Sur les conclusions aux fins d’injonction et d’astreinte :
5. L’exécution du présent jugement implique, eu égard à ses motifs, qu’il soit enjoint au préfet du Val-d’Oise de délivrer un titre de séjour portant la mention « vie privée et familiale » à
Mme B épouse C, dans un délai de deux mois à compter de la notification du présent jugement. Dans les circonstances de l’espèce, il n’y a pas lieu d’assortir cette injonction d’une astreinte.
Sur les frais liés au litige :
6. Dans les circonstances de l’espèce, il y a lieu de mettre à la charge de l’État une somme de 1 000 euros à verser à Mme B épouse C sur le fondement de l’article L. 761-1 du code de justice administrative.
D É C I D E :
Article 1er : L’arrêté du préfet du Val-d’Oise en date du 27 mai 2024 est annulé.

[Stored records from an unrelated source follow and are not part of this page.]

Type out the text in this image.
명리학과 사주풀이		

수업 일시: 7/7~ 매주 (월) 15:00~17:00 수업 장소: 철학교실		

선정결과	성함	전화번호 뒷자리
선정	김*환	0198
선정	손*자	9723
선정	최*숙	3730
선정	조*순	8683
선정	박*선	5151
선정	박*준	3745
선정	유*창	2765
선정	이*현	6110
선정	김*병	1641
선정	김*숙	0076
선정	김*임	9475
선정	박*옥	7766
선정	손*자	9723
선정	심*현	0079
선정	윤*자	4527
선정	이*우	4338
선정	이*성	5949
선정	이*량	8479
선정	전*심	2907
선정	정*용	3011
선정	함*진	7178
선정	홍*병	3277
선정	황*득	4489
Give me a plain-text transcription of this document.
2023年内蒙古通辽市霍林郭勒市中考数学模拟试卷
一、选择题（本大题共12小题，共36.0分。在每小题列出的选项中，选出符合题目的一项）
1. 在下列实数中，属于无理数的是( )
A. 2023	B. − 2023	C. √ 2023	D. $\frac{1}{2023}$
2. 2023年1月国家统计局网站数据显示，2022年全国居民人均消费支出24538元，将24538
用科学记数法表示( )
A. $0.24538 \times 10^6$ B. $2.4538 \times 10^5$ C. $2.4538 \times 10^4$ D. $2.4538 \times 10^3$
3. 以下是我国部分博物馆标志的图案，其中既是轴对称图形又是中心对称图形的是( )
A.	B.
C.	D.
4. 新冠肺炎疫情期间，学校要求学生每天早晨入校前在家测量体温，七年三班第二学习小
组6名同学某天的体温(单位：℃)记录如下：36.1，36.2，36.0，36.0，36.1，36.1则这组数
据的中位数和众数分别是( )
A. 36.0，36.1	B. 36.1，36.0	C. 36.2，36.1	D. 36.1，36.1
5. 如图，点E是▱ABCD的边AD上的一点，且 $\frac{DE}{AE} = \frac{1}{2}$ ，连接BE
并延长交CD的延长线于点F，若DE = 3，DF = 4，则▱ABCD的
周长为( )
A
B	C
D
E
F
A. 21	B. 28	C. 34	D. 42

Article 2 : Il est enjoint au préfet du Val-d’Oise de délivrer à Mme B épouse C un titre de séjour portant la mention « vie privée et familiale », dans le délai de deux mois à compter de la notification du présent jugement.
Article 3 : L’État versera à Mme B épouse C la somme de 1 000 euros sur le fondement de l’article L. 761-1 du code de justice administrative.
Article 4 : Le surplus des conclusions de la requête de Mme B épouse C est rejeté.
Article 5 : Le présent jugement sera notifié à Mme A B épouse C et au préfet du Val-d’Oise.
Délibéré après l’audience du 12 juin 2025, à laquelle siégeaient :
M. d’Argenson, président,
M. Prost, premier conseiller,
M. Robert, premier conseiller.
Rendu public par mise à disposition au greffe le 3 juillet 2025.
Le rapporteur,
signé
F.-X. Prost
Le président,
signé
P.-H. d’ArgensonLe greffier,
signé
V. Guillaume
La République mande et ordonne au préfet du Val-d’Oise en ce qui le concerne, et à tous commissaires de justice à ce requis en ce qui concerne les voies de droit commun contre les parties privées, de pourvoir à l’exécution de la présente décision.